Another is private-pay home care provider Family & Nursing Care, which works with several senior living communities in the Washington, D.C., area.

Staffing isn’t just a crisis in the senior living field.

Hospice and palliative care providers also struggle with having enough qualified clinicians and caregivers. In fact, more than 26% of hospice providers who participated in a recent Hospice News poll indicated that staffing would be the greatest challenge they would face in 2020.

“The workforce pipeline is a crisis for both hospice and palliative care,” Dr. Diane Meier, executive director of the Center to Advance Palliative Care (CAPC) said during a webinar this week. “It is very clear to us that there will never be enough of a specialist trained workforce to even begin to meet the exploding need for palliative care and hospice services.”

Generally, Interim HealthCare Inc. sees staffing as a major growth driver in 2020 and beyond, whether that’s in senior living communities, hospice organizations, hospitals, schools or elsewhere. Over the last five years, the Sunrise, Florida-based Interim’s staffing line has grown more than 30%.
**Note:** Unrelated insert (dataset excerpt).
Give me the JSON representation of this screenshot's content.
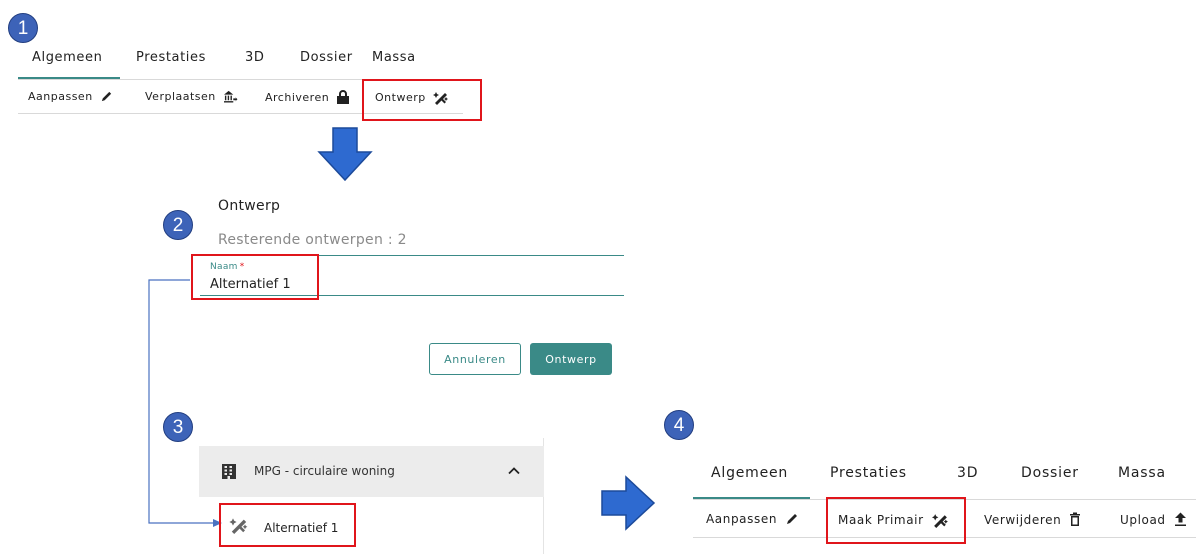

“We pioneered staffing,” Interim CEO Jennnifer Sheets previously told Home Health Care News. “We aren’t aware of a market in the country that isn’t facing a staffing shortage. This presents a tremendous opportunity. As the industry is projected to be a $19 billion industry next year – we believe we have the resources and capabilities, the ‘playbook,’ to quickly scale our programs in every market, large and small across the United States.”

Granted, for home-based care providers to capitalize on the staffing opportunity in senior living communities and other settings, they’ll need to solve their own workforce problems first.

In an HHCN survey of more than 500 home-based care professionals released last month, 44% of respondents named staffing as their No. 1 challenge.